TOPEKA - A bipartisan group of House and Senate legislators have introduced a resolution urging Gov. Sam Brownback to delay the implementation of the statewide KanCare program until July 1, 2013 in order to ensure that all participants will continue receiving quality services under Medicaid programs.
Medicaid primarily serves the health care needs of children, seniors and the developmentally disabled. Currently, the state invests $2.8 billion in tax dollars to administer Medicaid services through the Department of Social and Rehabilitative Services and the Department on Aging and Disability Services. Under the KanCare initiative proposed by Brownback, those funds would be redirected to a private insurance company. That insurance company would become responsible for administering services.
The resolution calls for further study in 2012 and 2013 to determine how medical care and long-term services and supports should be administered to low-income Kansans, the disabled and seniors.

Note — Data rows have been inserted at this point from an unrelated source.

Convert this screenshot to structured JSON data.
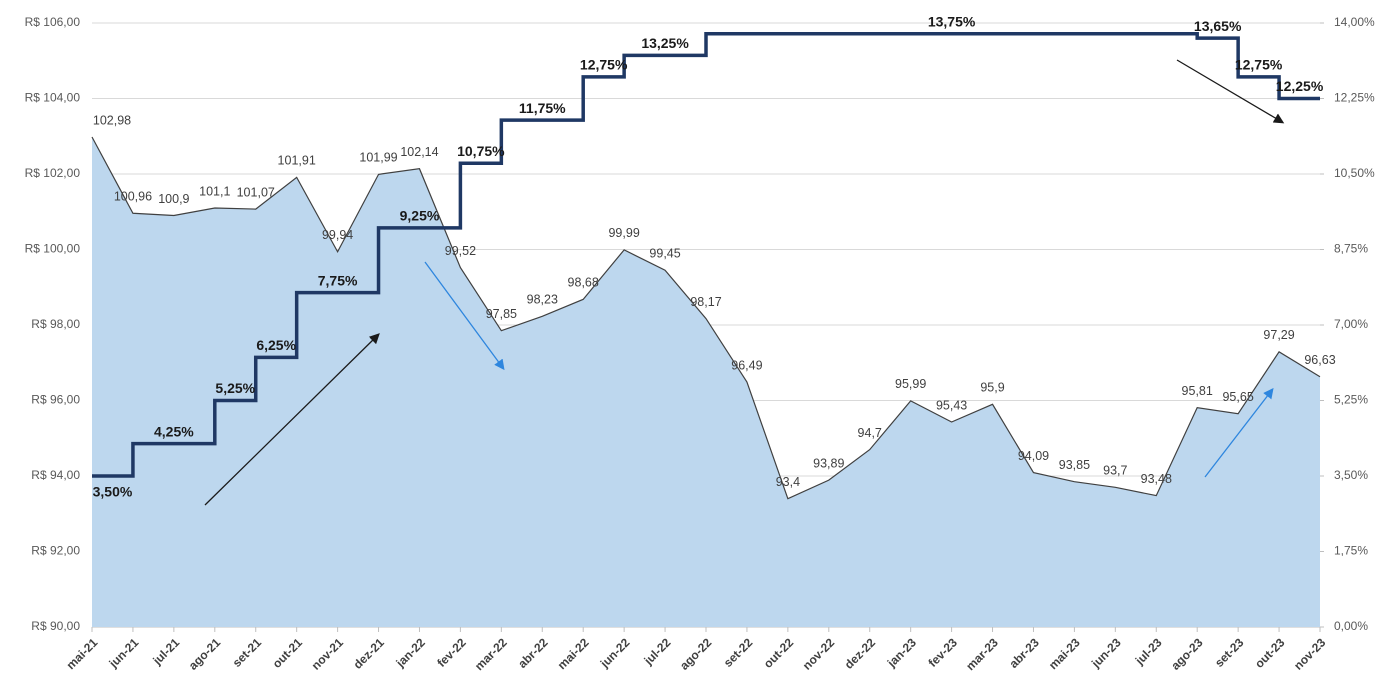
{
  "chart_data": {
    "type": "area-step",
    "categories": [
      "mai-21",
      "jun-21",
      "jul-21",
      "ago-21",
      "set-21",
      "out-21",
      "nov-21",
      "dez-21",
      "jan-22",
      "fev-22",
      "mar-22",
      "abr-22",
      "mai-22",
      "jun-22",
      "jul-22",
      "ago-22",
      "set-22",
      "out-22",
      "nov-22",
      "dez-22",
      "jan-23",
      "fev-23",
      "mar-23",
      "abr-23",
      "mai-23",
      "jun-23",
      "jul-23",
      "ago-23",
      "set-23",
      "out-23",
      "nov-23"
    ],
    "series": [
      {
        "type": "area",
        "color": "#bdd7ee",
        "values": [
          102.98,
          100.96,
          100.9,
          101.1,
          101.07,
          101.91,
          99.94,
          101.99,
          102.14,
          99.52,
          97.85,
          98.23,
          98.68,
          99.99,
          99.45,
          98.17,
          96.49,
          93.4,
          93.89,
          94.7,
          95.99,
          95.43,
          95.9,
          94.09,
          93.85,
          93.7,
          93.48,
          95.81,
          95.65,
          97.29,
          96.63
        ],
        "value_labels": [
          "102,98",
          "100,96",
          "100,9",
          "101,1",
          "101,07",
          "101,91",
          "99,94",
          "101,99",
          "102,14",
          "99,52",
          "97,85",
          "98,23",
          "98,68",
          "99,99",
          "99,45",
          "98,17",
          "96,49",
          "93,4",
          "93,89",
          "94,7",
          "95,99",
          "95,43",
          "95,9",
          "94,09",
          "93,85",
          "93,7",
          "93,48",
          "95,81",
          "95,65",
          "97,29",
          "96,63"
        ]
      },
      {
        "type": "step",
        "axis": "y2",
        "color": "#1f3864",
        "values": [
          3.5,
          4.25,
          4.25,
          5.25,
          6.25,
          7.75,
          7.75,
          9.25,
          9.25,
          10.75,
          11.75,
          11.75,
          12.75,
          13.25,
          13.25,
          13.75,
          13.75,
          13.75,
          13.75,
          13.75,
          13.75,
          13.75,
          13.75,
          13.75,
          13.75,
          13.75,
          13.75,
          13.65,
          12.75,
          12.25,
          12.25
        ],
        "value_labels": [
          "3,50%",
          "4,25%",
          null,
          "5,25%",
          "6,25%",
          "7,75%",
          null,
          "9,25%",
          null,
          "10,75%",
          "11,75%",
          null,
          "12,75%",
          "13,25%",
          null,
          "13,75%",
          null,
          null,
          null,
          null,
          null,
          null,
          null,
          null,
          null,
          null,
          null,
          "13,65%",
          "12,75%",
          "12,25%",
          null
        ]
      }
    ],
    "ylim": [
      90,
      106
    ],
    "yticks": [
      {
        "value": 90,
        "label": "R$ 90,00"
      },
      {
        "value": 92,
        "label": "R$ 92,00"
      },
      {
        "value": 94,
        "label": "R$ 94,00"
      },
      {
        "value": 96,
        "label": "R$ 96,00"
      },
      {
        "value": 98,
        "label": "R$ 98,00"
      },
      {
        "value": 100,
        "label": "R$ 100,00"
      },
      {
        "value": 102,
        "label": "R$ 102,00"
      },
      {
        "value": 104,
        "label": "R$ 104,00"
      },
      {
        "value": 106,
        "label": "R$ 106,00"
      }
    ],
    "y2lim": [
      0,
      14
    ],
    "y2ticks": [
      {
        "value": 0,
        "label": "0,00%"
      },
      {
        "value": 1.75,
        "label": "1,75%"
      },
      {
        "value": 3.5,
        "label": "3,50%"
      },
      {
        "value": 5.25,
        "label": "5,25%"
      },
      {
        "value": 7,
        "label": "7,00%"
      },
      {
        "value": 8.75,
        "label": "8,75%"
      },
      {
        "value": 10.5,
        "label": "10,50%"
      },
      {
        "value": 12.25,
        "label": "12,25%"
      },
      {
        "value": 14,
        "label": "14,00%"
      }
    ],
    "grid": true
  }
}
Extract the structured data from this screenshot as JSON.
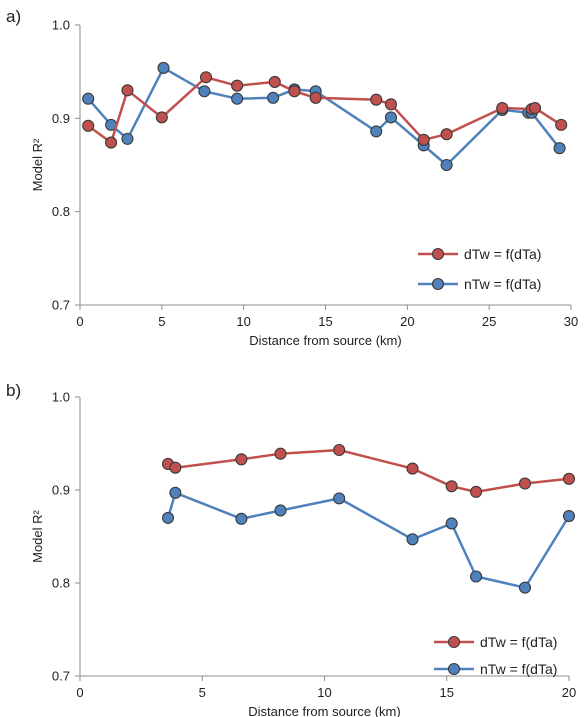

“The Governor’s KanCare proposal will essentially privatize Medicaid,” said Rep. Jerry Henry (D-Cummings). “Evidence from other states indicate that the managed care process has caused serious problems for service providers and recipients. This includes late payments for claims and conflicts over what services are covered. By jumping into this without proper planning, providers will be unable to fulfill their obligations to the people they serve.”
There is particular concern about this plan’s impact on the developmental disabilities waiver population. Families and advocates for those with developmental disabilities have expressed that such a move could lead to cuts of in-home health services. Currently 4,800 Kansas adults and children remain on the developmental disabilities waiver waiting list. The administration is unclear as to how this backlog will be addressed under the KanCare contracts.
“Legislators have heard from dozens of recipients, families and disability advocates who would be affected by a statewide transition to privately-operated managed care. And the general consensus is that we’re moving too fast,” said Senator Dick Kelsey (R-Goddard). “Medicaid is a massive and complex issue. By rushing through the implementation process, the livelihood of more than 380,000 Kansans who rely on Medicaid services will be threatened. Reassessing our timeline would ensure local providers are prepared to meet the needs of Medicaid recipients without causing interruptions or delays in services.”
In addition to the people who rely on Medicaid services, the KanCare plan will dramatically change the way hospitals, pharmacies, nursing homes, dentists and long-term care providers do business in both rural and urban areas. Delaying the implementation of KanCare will ensure that these entities have been properly trained to carry out the day-to-day requirements of the program, and to ensure that they have put in place adequate procedures to ensure proper timing in the billing of claims.